Bellier et Nikles ont pris goût à la Coupe Davis

Tennis Les deux Genevois se sont envolés pour Tachkent. Ils évoquent leur première sélection et confient leurs motivations.

A Pesaro, le coach national Séverin Lüthi n’a pas hésité à lancer dans le bain le jeune espoir Antoine Bellier.

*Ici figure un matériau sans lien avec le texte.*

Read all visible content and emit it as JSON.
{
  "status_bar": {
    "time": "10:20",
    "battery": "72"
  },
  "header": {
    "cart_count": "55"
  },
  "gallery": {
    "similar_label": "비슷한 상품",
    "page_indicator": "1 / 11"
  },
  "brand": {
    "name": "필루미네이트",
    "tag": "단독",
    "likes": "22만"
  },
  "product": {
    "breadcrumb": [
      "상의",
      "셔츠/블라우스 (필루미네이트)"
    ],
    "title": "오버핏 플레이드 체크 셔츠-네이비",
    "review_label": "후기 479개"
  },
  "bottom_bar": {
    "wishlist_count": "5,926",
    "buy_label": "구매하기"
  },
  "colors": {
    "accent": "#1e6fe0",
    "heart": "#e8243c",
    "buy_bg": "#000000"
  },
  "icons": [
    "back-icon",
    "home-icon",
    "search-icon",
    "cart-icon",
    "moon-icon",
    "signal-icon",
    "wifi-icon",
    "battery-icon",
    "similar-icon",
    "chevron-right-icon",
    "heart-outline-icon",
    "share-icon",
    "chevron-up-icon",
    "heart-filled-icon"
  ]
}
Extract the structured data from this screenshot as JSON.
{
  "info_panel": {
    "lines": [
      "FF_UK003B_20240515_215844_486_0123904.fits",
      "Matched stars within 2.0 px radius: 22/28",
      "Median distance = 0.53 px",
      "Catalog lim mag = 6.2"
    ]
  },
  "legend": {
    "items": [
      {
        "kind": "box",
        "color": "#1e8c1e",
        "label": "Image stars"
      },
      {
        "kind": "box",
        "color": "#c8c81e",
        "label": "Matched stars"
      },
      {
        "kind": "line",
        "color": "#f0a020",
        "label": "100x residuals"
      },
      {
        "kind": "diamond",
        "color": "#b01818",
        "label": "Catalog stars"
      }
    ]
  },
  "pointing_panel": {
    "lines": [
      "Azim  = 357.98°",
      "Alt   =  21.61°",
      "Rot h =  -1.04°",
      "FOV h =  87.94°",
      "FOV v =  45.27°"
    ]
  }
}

A Pesaro, le coach national Séverin Lüthi n’a pas hésité à lancer dans le bain le jeune espoir Antoine Bellier. Image: KEYSTONE

Signaler une erreur

Vous voulez communiquer un renseignement ou vous avez repéré une erreur ?

Voilà plusieurs saisons que Johan Nikles et Antoine Bellier suivent leur petit bonhomme de chemin. Deux voies distinctes mais parallèles, qui visent au même but: faire leur trou dans l’univers impitoyable du circuit ATP. Mais cet été, c’est souvent ensemble que les deux espoirs genevois ont évolué. En gagnant le titre national interclubs avec le TC Eaux-Vives. En partageant l’affiche de la finale du tournoi Future de Sion – remporté par Nikles. En se retrouvant au générique de la Coupe Davis, embarqués dès vendredi avec Henri Laaksonen et Adrien Bossel (les No 1 et 2 de l’équipe) dans un match couperet face à l’Ouzbékistan.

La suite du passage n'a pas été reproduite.